Re: NANFA-L-- A Deluge of Snakeheads

Bob Bock (bockhouse at earthlink.net)
Thu, 13 Oct 2005 11:59:53 -0400 (GMT-04:00)

Well, I hope I'm wrong. And Lake Victoria might be a more apt analogy, although that wouldn't apply exactly either. When I seined the Crofton Pond, I worked the lilly pads for several hundred yards along the shore line. I netted 2 bluespots and a baby bluegill. It was really weird to see that much shoreline with so few small fish in hiding. Snakeheads are far better at parental care than the centrarchids, and probably, any other top of the line predator in the Potomac system. Moreover, they appear to grow at a faster rate than do most other predatory fish in the system. (An angler landed a Crofton snakehead that was bigger than a golf bag. At that point, the snakeheads had only been in the pond for less than two years.)

Because of their greater early survivability and (presumably) faster growth rate, one could see the snakeheads rapidly becoming more numerous than other top of the line predators, severely stressing the available forage, perhaps driving many local forage species into extinction. It's possible that only the largest of bass, catfish, and carp could survive the onslaught.

Anyway, I hope I'm wrong.

-----Original Message-----
From: "Todd D. Crail" <tcrail at UTNet.UToledo.Edu>
Sent: Oct 12, 2005 7:28 AM
To: nanfa-l at nanfa.org
Subject: Re: NANFA-L-- A Deluge of Snakeheads

----- Original Message -----
From: "Bob Bock" <bockhouse at earthlink.net>
> It wouldn't surprise me if the snakeheads took down the bass population.
Considering that they've only been in the Potomac system for two years, they
appear to have reproduced at a phenomenal rate. This looks like it's really
going to be a disaster. Like Boiga irregularis and Guam.
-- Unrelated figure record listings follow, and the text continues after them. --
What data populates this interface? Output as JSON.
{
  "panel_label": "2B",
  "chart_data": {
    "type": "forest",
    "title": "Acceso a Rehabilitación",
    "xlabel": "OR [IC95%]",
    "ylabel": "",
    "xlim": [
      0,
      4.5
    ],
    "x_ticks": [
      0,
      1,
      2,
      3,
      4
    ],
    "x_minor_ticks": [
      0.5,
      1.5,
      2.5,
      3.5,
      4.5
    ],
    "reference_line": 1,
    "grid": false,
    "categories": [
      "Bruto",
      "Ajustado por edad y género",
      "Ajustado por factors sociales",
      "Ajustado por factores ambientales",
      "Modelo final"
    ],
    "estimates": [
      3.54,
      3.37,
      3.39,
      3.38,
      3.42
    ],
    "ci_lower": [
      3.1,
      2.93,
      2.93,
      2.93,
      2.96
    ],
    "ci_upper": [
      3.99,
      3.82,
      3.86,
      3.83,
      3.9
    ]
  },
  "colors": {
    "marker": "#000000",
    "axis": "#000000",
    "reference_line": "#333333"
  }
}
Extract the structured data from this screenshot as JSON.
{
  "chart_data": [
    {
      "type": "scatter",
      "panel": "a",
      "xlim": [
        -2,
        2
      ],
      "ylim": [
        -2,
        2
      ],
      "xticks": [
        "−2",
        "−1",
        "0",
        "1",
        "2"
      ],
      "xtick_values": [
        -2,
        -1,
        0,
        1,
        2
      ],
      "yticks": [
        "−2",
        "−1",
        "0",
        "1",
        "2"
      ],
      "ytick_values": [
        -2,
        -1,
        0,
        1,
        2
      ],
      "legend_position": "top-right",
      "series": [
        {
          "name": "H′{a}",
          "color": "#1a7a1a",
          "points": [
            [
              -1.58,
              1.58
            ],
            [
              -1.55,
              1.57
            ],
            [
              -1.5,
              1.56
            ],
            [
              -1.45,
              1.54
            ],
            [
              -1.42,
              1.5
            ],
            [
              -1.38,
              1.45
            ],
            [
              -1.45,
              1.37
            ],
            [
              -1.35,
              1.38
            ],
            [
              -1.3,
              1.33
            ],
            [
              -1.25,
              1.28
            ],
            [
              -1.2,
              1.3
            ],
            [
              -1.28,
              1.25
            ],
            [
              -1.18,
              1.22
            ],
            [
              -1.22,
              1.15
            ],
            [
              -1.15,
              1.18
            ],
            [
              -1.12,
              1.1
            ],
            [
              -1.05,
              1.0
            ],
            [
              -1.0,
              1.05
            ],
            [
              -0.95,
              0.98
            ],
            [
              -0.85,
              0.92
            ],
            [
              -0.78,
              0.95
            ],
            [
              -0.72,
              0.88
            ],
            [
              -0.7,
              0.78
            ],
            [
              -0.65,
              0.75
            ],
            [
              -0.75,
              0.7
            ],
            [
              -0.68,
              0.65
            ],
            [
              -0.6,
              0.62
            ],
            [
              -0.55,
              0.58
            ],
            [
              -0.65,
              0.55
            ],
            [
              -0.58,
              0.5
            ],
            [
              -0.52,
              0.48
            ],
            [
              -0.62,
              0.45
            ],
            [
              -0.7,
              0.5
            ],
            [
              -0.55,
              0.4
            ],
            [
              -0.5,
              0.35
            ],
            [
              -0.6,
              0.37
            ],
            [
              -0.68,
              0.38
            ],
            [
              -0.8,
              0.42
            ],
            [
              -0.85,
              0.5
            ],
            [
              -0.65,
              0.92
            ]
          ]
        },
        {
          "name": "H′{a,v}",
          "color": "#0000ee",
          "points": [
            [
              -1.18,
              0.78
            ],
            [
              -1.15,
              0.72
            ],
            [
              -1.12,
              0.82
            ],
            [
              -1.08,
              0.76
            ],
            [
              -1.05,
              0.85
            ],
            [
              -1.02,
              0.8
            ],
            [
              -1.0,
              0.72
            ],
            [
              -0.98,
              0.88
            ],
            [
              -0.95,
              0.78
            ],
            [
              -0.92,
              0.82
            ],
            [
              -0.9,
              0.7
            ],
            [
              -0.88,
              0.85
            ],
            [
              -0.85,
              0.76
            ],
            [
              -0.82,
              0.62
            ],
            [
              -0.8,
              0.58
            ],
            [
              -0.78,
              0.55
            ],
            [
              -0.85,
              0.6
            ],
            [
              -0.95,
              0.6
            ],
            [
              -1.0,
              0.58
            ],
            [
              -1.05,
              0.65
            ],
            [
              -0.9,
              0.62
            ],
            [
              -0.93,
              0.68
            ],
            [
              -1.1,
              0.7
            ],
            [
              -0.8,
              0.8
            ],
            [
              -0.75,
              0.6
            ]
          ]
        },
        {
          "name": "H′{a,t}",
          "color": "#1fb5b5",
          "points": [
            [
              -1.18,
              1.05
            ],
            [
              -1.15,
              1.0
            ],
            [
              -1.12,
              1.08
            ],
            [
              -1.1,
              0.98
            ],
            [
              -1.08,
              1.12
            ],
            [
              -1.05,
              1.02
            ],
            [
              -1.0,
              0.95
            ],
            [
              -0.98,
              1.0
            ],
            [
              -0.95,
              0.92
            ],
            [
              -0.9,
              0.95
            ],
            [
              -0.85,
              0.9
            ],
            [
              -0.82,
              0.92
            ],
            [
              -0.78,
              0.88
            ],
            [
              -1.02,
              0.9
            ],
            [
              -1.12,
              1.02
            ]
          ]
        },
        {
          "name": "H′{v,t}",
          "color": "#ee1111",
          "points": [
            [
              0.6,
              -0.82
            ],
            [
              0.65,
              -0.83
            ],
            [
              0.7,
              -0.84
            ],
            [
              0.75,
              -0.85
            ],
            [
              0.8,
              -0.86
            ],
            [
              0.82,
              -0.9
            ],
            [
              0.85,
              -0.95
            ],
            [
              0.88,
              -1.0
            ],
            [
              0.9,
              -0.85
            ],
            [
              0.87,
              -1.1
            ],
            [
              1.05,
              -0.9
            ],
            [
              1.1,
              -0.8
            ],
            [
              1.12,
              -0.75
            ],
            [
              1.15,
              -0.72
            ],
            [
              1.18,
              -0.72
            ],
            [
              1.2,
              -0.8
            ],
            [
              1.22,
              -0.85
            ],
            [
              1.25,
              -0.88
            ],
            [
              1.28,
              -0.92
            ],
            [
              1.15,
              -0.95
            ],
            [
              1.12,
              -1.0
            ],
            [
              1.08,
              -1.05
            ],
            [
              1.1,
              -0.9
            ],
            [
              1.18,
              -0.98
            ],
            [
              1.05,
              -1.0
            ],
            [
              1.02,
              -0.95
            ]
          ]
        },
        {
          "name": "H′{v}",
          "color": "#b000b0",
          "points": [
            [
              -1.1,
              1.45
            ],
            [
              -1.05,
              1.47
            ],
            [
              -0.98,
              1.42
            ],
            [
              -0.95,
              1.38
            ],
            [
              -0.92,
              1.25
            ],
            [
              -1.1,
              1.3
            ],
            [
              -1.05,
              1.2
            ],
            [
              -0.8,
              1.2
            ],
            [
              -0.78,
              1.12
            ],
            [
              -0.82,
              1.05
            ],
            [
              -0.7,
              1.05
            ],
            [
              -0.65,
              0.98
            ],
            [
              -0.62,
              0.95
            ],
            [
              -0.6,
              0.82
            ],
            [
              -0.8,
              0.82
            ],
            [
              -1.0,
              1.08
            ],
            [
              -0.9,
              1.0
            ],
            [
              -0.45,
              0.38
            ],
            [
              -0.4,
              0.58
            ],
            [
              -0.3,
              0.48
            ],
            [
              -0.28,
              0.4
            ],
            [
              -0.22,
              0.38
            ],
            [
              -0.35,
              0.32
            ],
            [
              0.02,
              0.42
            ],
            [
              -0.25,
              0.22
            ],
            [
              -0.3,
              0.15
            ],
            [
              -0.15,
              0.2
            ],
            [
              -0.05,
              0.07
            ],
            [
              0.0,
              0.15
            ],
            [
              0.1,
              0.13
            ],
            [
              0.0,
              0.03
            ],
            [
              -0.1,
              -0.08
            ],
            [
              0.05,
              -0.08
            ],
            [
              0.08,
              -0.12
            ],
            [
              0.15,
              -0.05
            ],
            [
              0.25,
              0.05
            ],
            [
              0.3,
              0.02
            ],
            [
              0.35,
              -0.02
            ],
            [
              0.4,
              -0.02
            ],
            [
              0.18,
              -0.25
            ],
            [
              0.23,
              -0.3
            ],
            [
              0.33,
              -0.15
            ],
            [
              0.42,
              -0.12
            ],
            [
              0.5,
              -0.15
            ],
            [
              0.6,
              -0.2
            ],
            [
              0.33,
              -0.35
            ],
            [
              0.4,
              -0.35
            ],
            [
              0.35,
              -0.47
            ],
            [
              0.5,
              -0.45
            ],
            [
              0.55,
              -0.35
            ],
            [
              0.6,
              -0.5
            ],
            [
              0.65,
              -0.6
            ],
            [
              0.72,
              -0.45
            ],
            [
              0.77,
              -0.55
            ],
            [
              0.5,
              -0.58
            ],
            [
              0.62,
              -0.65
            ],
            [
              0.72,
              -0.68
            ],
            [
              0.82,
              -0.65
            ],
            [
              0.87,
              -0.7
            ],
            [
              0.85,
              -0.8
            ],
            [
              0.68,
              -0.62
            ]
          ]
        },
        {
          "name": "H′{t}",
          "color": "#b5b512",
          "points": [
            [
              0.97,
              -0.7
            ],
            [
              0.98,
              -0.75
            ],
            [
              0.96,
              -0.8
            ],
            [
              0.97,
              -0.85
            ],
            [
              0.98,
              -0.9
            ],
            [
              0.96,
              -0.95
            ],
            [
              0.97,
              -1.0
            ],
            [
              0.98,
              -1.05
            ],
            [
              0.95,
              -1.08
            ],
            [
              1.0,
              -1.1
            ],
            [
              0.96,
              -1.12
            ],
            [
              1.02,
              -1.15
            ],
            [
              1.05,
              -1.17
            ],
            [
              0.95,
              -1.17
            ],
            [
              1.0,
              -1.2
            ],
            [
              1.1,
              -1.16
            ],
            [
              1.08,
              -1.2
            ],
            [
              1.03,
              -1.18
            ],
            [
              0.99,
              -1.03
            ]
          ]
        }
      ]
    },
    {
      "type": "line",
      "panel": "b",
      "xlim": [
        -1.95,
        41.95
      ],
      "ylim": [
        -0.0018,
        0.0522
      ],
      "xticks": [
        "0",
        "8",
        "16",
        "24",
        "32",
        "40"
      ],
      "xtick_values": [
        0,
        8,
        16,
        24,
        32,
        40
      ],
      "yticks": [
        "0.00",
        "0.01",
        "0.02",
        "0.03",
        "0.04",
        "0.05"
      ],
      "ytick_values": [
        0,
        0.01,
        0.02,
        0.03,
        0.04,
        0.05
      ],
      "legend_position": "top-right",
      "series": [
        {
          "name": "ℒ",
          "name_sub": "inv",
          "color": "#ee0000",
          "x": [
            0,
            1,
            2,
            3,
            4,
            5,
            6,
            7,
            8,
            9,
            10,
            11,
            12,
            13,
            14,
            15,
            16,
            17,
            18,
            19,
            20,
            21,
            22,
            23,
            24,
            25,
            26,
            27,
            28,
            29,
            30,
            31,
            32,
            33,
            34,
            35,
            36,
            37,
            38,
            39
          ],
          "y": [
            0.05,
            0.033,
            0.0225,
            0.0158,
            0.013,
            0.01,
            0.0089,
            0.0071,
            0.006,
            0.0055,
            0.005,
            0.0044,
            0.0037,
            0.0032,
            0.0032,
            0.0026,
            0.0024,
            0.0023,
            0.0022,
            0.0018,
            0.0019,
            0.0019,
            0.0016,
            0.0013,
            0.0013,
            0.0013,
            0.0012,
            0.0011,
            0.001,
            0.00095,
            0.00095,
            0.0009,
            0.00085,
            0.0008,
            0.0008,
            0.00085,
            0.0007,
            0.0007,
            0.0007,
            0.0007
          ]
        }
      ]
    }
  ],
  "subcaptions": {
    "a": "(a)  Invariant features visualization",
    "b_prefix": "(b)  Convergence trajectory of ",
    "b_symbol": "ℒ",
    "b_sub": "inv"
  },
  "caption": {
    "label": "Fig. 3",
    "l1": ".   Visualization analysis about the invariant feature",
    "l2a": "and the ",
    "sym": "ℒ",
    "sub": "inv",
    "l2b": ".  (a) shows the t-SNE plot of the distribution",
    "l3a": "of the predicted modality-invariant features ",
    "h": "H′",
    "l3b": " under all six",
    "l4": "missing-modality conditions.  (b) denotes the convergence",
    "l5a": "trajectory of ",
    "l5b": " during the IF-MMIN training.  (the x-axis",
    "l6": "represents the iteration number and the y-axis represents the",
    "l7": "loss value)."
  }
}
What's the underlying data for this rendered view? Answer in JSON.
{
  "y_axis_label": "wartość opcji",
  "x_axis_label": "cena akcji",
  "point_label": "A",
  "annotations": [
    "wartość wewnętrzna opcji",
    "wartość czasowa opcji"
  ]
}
Not necessarily. You have two completely different scenarios there for the
invasion, with Guam (or Hawaii, or the Galapagos, or Carribean islands, etc)
being FAR more sensitive to a new predator in the network explicitly because
of the island biogeography. What would happen in Guam if a colony of
predators floated in on some drift from a typhoon? The same thing may
happen, just not in the scale of our lifetimes. The insane bird
biodiversity may ONLY be because no predator has appeared on the island,
prior to our noticing there were a lot of different birds there, no?

Conversely, these things are arriving on far faster scale than geologic time
(within our lifetimes). So, I'm not saying this is a good thing for
humanity's sake, since we're only really a burp in that geologic time as
well.

My guess is... The snakeheads are filling an empty or vaccant niche, which
recruitment from each brood is exceptionally high, and why it appears
they're populating at an incredible rate. The invasion front is going to
look like the things are crawling out of every crack and crevice in systems
that have this empty or vaccant niche, we _may_ observe a bottleneck in
native predators, but probably when it's all done and said, there's not
going to be much of a difference except that other predators will have less
food than before the introduction, and the possibility that a couple species
will experience loss due to heavy predation because they happen to cross
food networks with the snakehead or try and nest in the same area which gets
interrupted.

Yes, this falls apart when considering nile perch. But that's nile perch...
;)

Be FAR more concerned about those wiley asiatic carps that are loose in the
Mississippi. They may have a less charasmatic demeanor to their villainry.
But they interrupt the food networks where everyone above needs to feed, and
that... That's a problem.

Todd
The Muddy Maumee Madness, Toledo, OH
It's never too late to have a happy childhood.